Sultan of Brunei Becomes L.A. Confidential Honoree

by HRC Staff

Today the Human Rights Campaign (HRC), the nation’s largest lesbian, gay, bisexual and transgender (LGBT) civil rights organization, called on all potential guests of L.A. Confidential’s pre-Grammy party at the Beverly Hills Hotel tonight at 7:00pm PT to follow John Legend’s leadership and refuse to attend the event, which is being thrown in his honor. HRC also strongly refuted L.A. Confidential’s baseless assertion that selecting another venue for their party would have somehow harmed Los Angeles’ economy.


On Tuesday, HRC released a public letter to the leadership of L.A. Confidential urging them to find another location for their event given the Sultan of Brunei’s draconian new laws that could lead to the stoning of women and LGBT people in Brunei later this year. That same day, a representative of John Legend released a statement saying he refused to attend “in light of the horrific anti-women and anti-LGBT policies approved by the hotel's owner, the Sultan of Brunei” and that he “didn’t wish to further enrich the Sultan” as a result of them.

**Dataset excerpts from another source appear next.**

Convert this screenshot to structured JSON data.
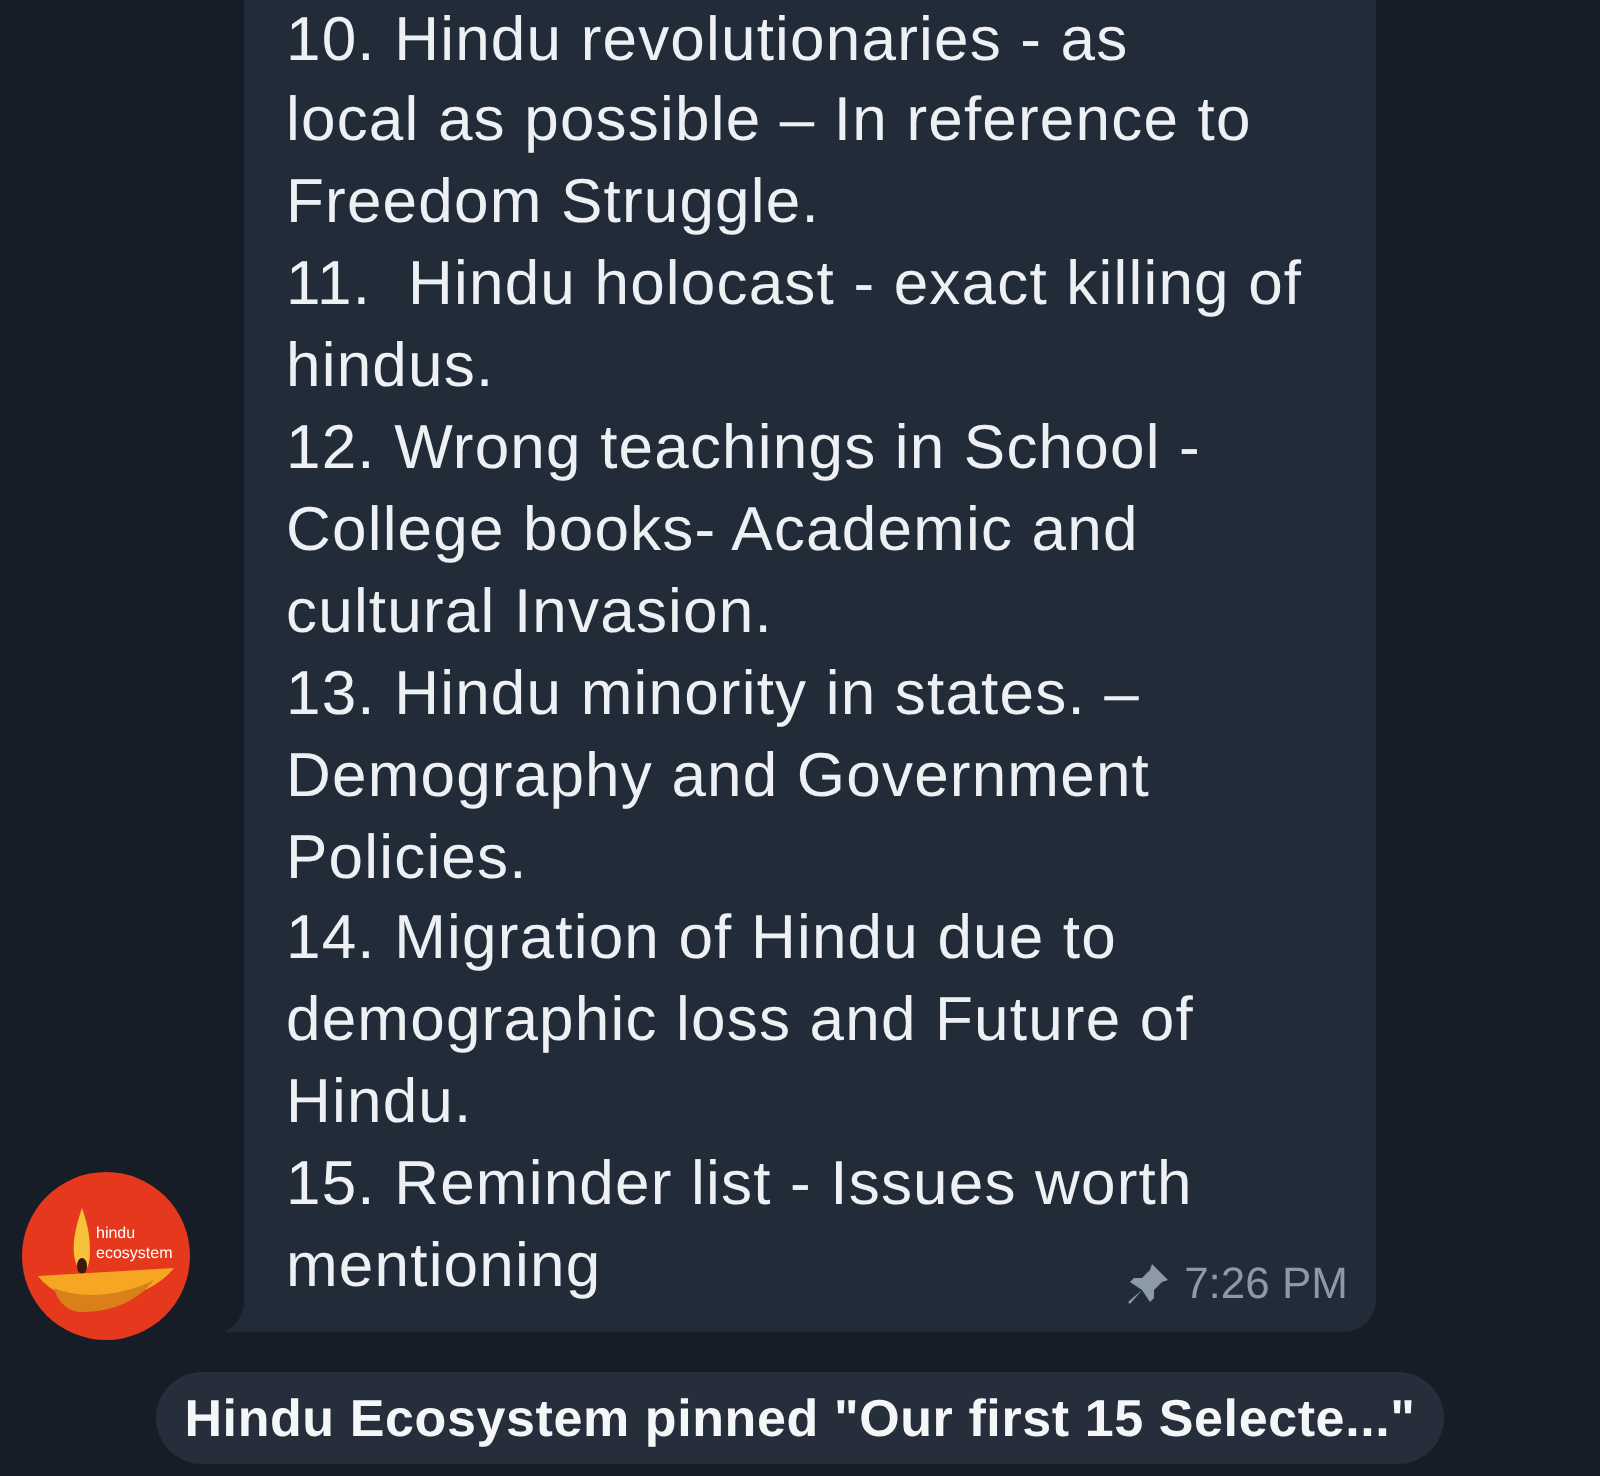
{
  "message": {
    "items": [
      {
        "lines": [
          "10. Hindu revolutionaries - as",
          "local as possible – In reference to",
          "Freedom Struggle."
        ]
      },
      {
        "lines": [
          "11.  Hindu holocast - exact killing of",
          "hindus."
        ]
      },
      {
        "lines": [
          "12. Wrong teachings in School -",
          "College books- Academic and",
          "cultural Invasion."
        ]
      },
      {
        "lines": [
          "13. Hindu minority in states. –",
          "Demography and Government",
          "Policies."
        ]
      },
      {
        "lines": [
          "14. Migration of Hindu due to",
          "demographic loss and Future of",
          "Hindu."
        ]
      },
      {
        "lines": [
          "15. Reminder list - Issues worth",
          "mentioning"
        ]
      }
    ],
    "pinned": true,
    "time": "7:26 PM"
  },
  "avatar": {
    "lines": [
      "hindu",
      "ecosystem"
    ]
  },
  "service_message": {
    "text": "Hindu Ecosystem pinned \"Our first 15 Selecte...\""
  }
}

Ignoring John Legend’s courageous stance, as well as the many prominent citizens, business leaders, philanthropists, elected officials, and organizations who have chosen to take their business elsewhere, L.A. Confidential announced yesterday that it is not changing venues.


"The fact is John Legend courageously stood in support of the fundamental human rights of women and LGBT people, and LA Confidential has sided with the Sultan of Brunei,” said Ty Cobb, Director of HRC Global.  “While L.A. Confidential chose convenience over courage, who will stand with them?  And now that John Legend isn’t going, is the new honoree the Sultan of Brunei?   We urge all potential guests to follow Mr. Legend’s leadership and avoid lining the Sultan’s pockets and sending profits back to his regime.”

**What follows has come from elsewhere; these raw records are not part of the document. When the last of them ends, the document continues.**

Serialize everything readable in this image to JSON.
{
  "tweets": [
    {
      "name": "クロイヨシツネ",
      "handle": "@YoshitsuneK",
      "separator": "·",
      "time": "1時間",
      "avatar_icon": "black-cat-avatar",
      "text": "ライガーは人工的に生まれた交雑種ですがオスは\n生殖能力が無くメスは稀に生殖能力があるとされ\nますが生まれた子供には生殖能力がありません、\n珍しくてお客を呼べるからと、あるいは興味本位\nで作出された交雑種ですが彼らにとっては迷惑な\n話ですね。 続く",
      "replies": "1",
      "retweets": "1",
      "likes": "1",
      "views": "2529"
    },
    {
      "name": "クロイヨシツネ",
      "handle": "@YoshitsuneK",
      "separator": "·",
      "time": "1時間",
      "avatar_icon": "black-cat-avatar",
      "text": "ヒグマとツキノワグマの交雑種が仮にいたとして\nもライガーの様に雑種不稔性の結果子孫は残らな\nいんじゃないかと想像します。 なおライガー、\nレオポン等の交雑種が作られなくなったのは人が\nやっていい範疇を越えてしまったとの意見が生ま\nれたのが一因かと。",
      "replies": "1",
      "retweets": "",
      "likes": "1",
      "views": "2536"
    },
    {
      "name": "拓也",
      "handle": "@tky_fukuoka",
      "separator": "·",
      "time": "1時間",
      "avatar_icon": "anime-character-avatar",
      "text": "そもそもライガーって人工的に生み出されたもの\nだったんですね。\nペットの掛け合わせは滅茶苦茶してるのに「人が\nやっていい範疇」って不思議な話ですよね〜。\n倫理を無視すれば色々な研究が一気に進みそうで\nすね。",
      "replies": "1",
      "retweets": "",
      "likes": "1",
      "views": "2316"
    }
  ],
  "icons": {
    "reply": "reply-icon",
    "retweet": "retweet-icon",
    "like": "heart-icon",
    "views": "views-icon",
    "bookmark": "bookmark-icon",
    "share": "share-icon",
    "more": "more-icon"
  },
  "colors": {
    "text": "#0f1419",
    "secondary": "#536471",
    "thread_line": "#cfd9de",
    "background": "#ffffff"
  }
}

It is unclear whether media will be allowed to cover the event, if there will be a red carpet, and who would still attend.  L.A. Confidential released a tip sheet prior to Legend’s announcement indicating some of the previously-confirmed attendees.


In response to Legend’s decision and HRC’s letter, L.A. Confidential publisher Alison Miller claimed to support human rights and “believe that each individual, company and organization must make their own decision as to how they communicate their positions on political, social and civil rights.”

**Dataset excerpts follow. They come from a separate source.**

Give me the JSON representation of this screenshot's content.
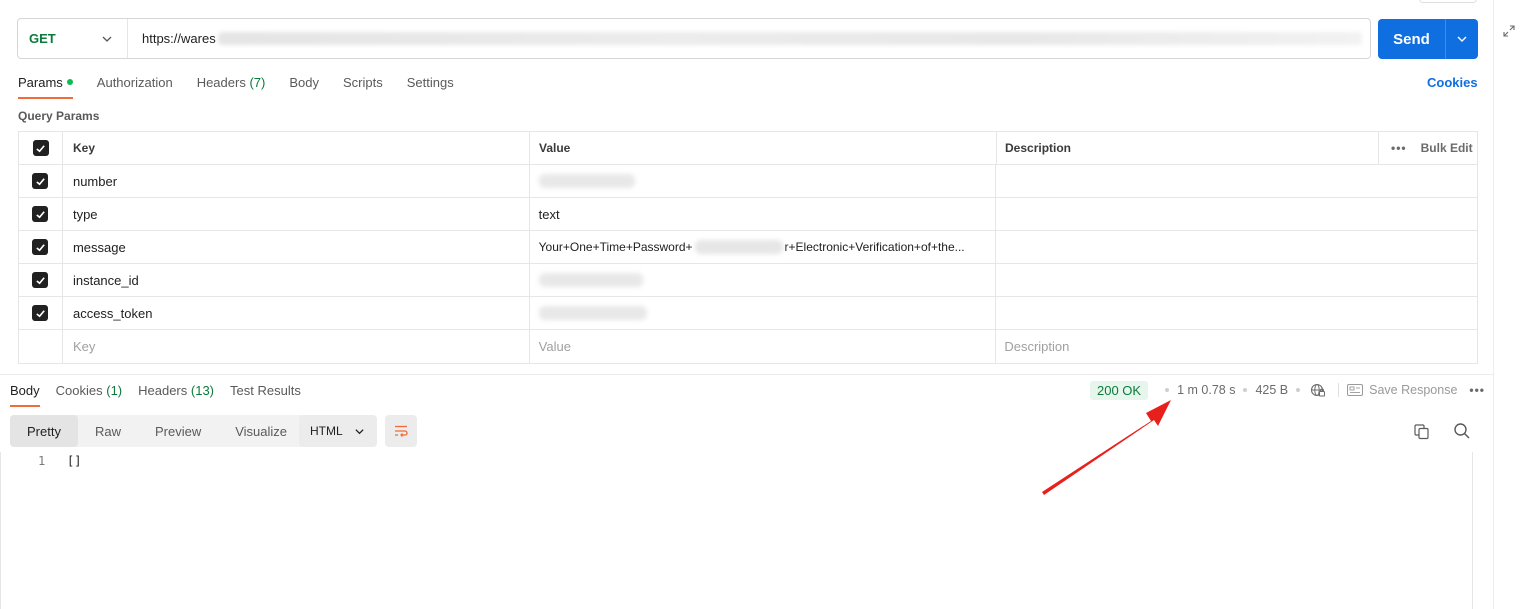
{
  "request": {
    "method": "GET",
    "url_prefix": "https://wares",
    "send_label": "Send"
  },
  "request_tabs": [
    {
      "label": "Params",
      "count": ""
    },
    {
      "label": "Authorization",
      "count": ""
    },
    {
      "label": "Headers",
      "count": "(7)"
    },
    {
      "label": "Body",
      "count": ""
    },
    {
      "label": "Scripts",
      "count": ""
    },
    {
      "label": "Settings",
      "count": ""
    }
  ],
  "cookies_link": "Cookies",
  "query_params": {
    "section_label": "Query Params",
    "headers": {
      "key": "Key",
      "value": "Value",
      "description": "Description",
      "bulk_edit": "Bulk Edit"
    },
    "rows": [
      {
        "key": "number",
        "value": ""
      },
      {
        "key": "type",
        "value": "text"
      },
      {
        "key": "message",
        "value_start": "Your+One+Time+Password+",
        "value_end": "r+Electronic+Verification+of+the..."
      },
      {
        "key": "instance_id",
        "value": ""
      },
      {
        "key": "access_token",
        "value": ""
      }
    ],
    "placeholders": {
      "key": "Key",
      "value": "Value",
      "description": "Description"
    }
  },
  "response_tabs": [
    {
      "label": "Body",
      "count": ""
    },
    {
      "label": "Cookies",
      "count": "(1)"
    },
    {
      "label": "Headers",
      "count": "(13)"
    },
    {
      "label": "Test Results",
      "count": ""
    }
  ],
  "response_status": {
    "status": "200 OK",
    "time": "1 m 0.78 s",
    "size": "425 B",
    "save_response": "Save Response"
  },
  "view_modes": [
    "Pretty",
    "Raw",
    "Preview",
    "Visualize"
  ],
  "format": "HTML",
  "editor": {
    "line_number": "1",
    "content": "[]"
  },
  "colors": {
    "send_button": "#0f6fe0",
    "method_get": "#0b7a3a",
    "active_tab_underline": "#f26b3a",
    "status_ok_bg": "#e6f6ec",
    "annotation_arrow": "#e8201c"
  }
}
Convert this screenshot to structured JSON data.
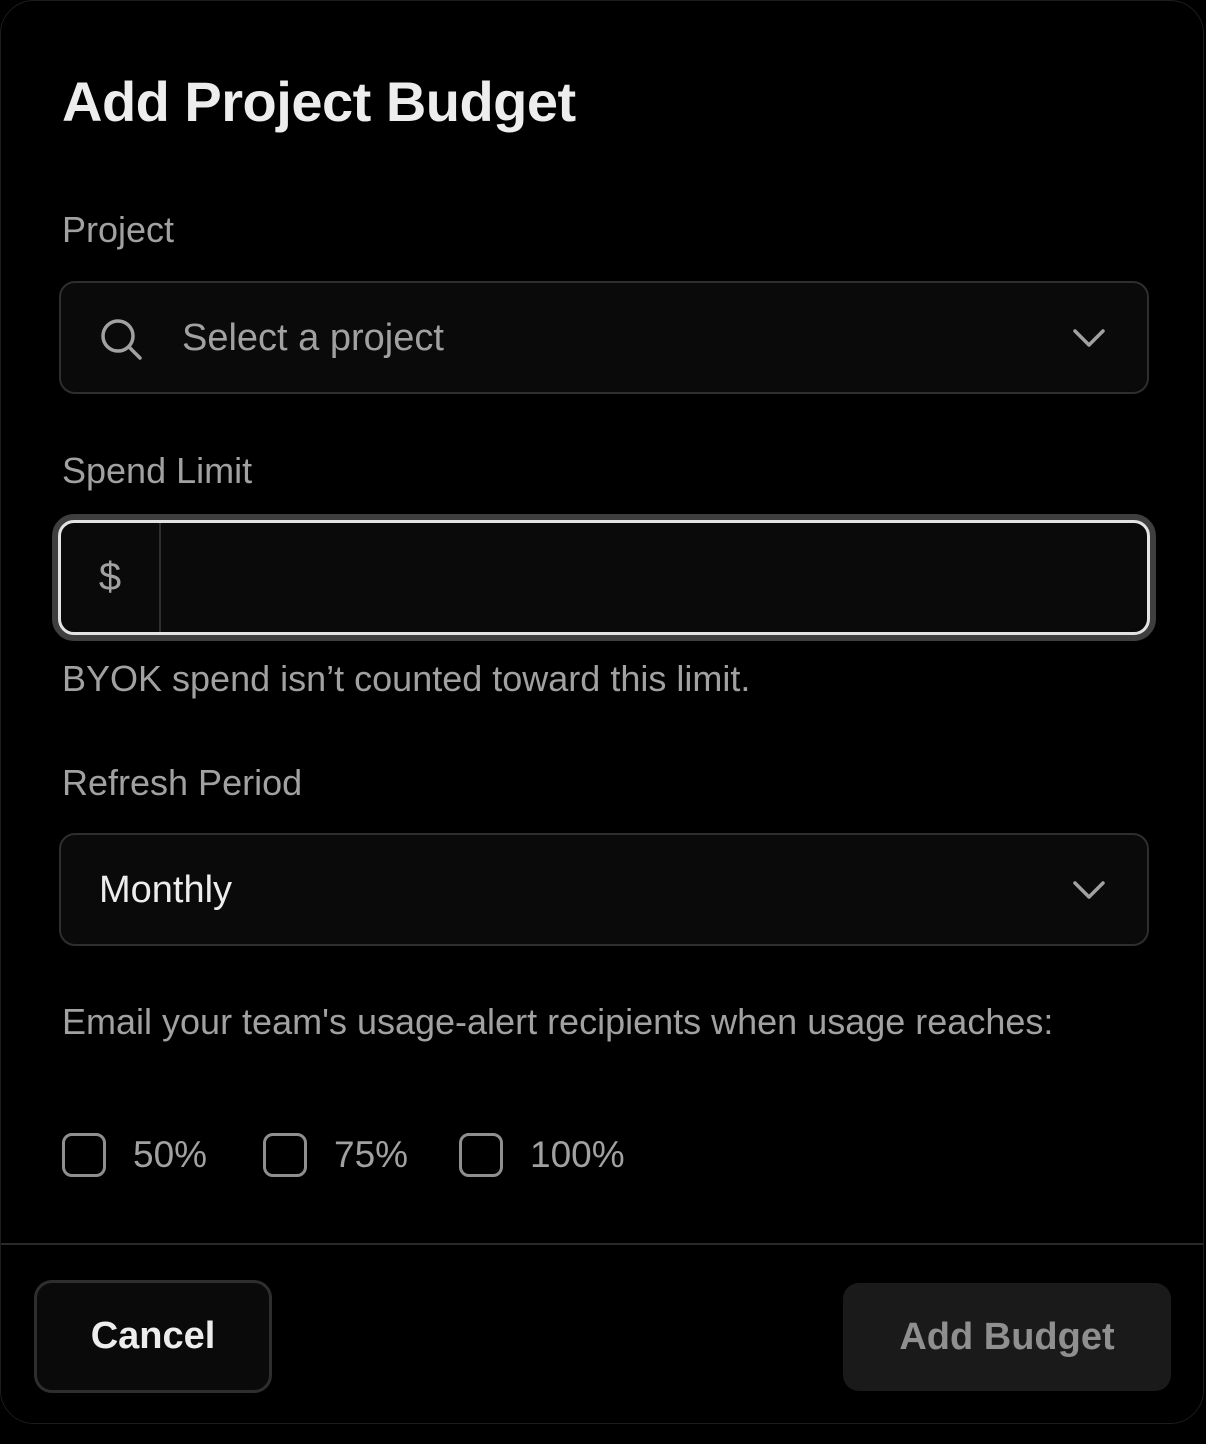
{
  "dialog": {
    "title": "Add Project Budget"
  },
  "project": {
    "label": "Project",
    "placeholder": "Select a project",
    "icon": "search-icon",
    "chevron_icon": "chevron-down-icon"
  },
  "spend_limit": {
    "label": "Spend Limit",
    "currency_symbol": "$",
    "value": "",
    "hint": "BYOK spend isn’t counted toward this limit."
  },
  "refresh_period": {
    "label": "Refresh Period",
    "selected": "Monthly",
    "chevron_icon": "chevron-down-icon"
  },
  "alerts": {
    "description": "Email your team's usage-alert recipients when usage reaches:",
    "options": [
      {
        "label": "50%",
        "checked": false
      },
      {
        "label": "75%",
        "checked": false
      },
      {
        "label": "100%",
        "checked": false
      }
    ]
  },
  "footer": {
    "cancel_label": "Cancel",
    "submit_label": "Add Budget",
    "submit_disabled": true
  },
  "colors": {
    "background": "#000000",
    "text_primary": "#ededed",
    "text_secondary": "#a1a1a1",
    "border": "#2e2e2e",
    "focus_ring": "#e3e3e3"
  }
}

“By refusing to move the event, L.A. Confidential has communicated their position on the importance of the rights of LGBT people and women loud and clear,” said Cobb.


Katherine Nicholls, the CEO of the magazine’s parent company, Niche Media Holdings, also issued a statement, claiming that “to boycott all companies and hotels with affiliations and ownership in nations that do not share our beliefs would cause serious financial harm and damage to the Los Angeles community, and the American economy.”


Nicholls’ statement also expressed concerns about the welfare of the employees of the Sultan’s hotels, and the impact that a boycott could have on them. However, the leadership of the hotel has already promised that they’d “protect” its employees from actions against the hotel, and that their jobs, salaries, and income from tips will be “secured.”


“Claiming that moving their party would harm Los Angeles’ or the nation’s economy is almost laughable, and clearly a last ditch effort to deflect criticism,” said Cobb.  “We called on the leadership of the magazine to change hotels--not the city or the country--as dozens of other organizations have chosen to in the months since the Sultan passed these horrific laws.”


Last April the Sultan ––who is the absolute ruler of Brunei and is one of the world’s wealthiest people––announced that Brunei’s penal codes would be updated with new draconian measures, which would mostly impact women and the LGBT community.  These include such horrific punishments as amputation, flogging, and worse for a variety of so-called “offenses.” Beginning as soon as the end of this year, members of the LGBT community could be stoned to death for engaging in relations with one another.


At the time, the Office of the UN High Commissioner for Human Rights condemned Brunei’s penal code reforms, saying it was "deeply concerned" and that this could “encourage further violence and discrimination against women and also against people on the basis of sexual orientation.” The Human Rights Campaign, other civil rights organizations, as well as prominent citizens and leaders in business, government, and philanthropy have widely condemned these draconian laws, and have urged all citizens to stay away from the Sultan’s hotels.


LGBT citizens in many countries around the world remain persistent targets of harassment, arrest, and violence.  Though it has long been the case that LGBT Bruneians and LGBT travelers to Brunei are considered criminals for simply being who they are, this decision means that Brunei will soon become the tenth nation that includes the death penalty as an option for “punishing” LGBT people.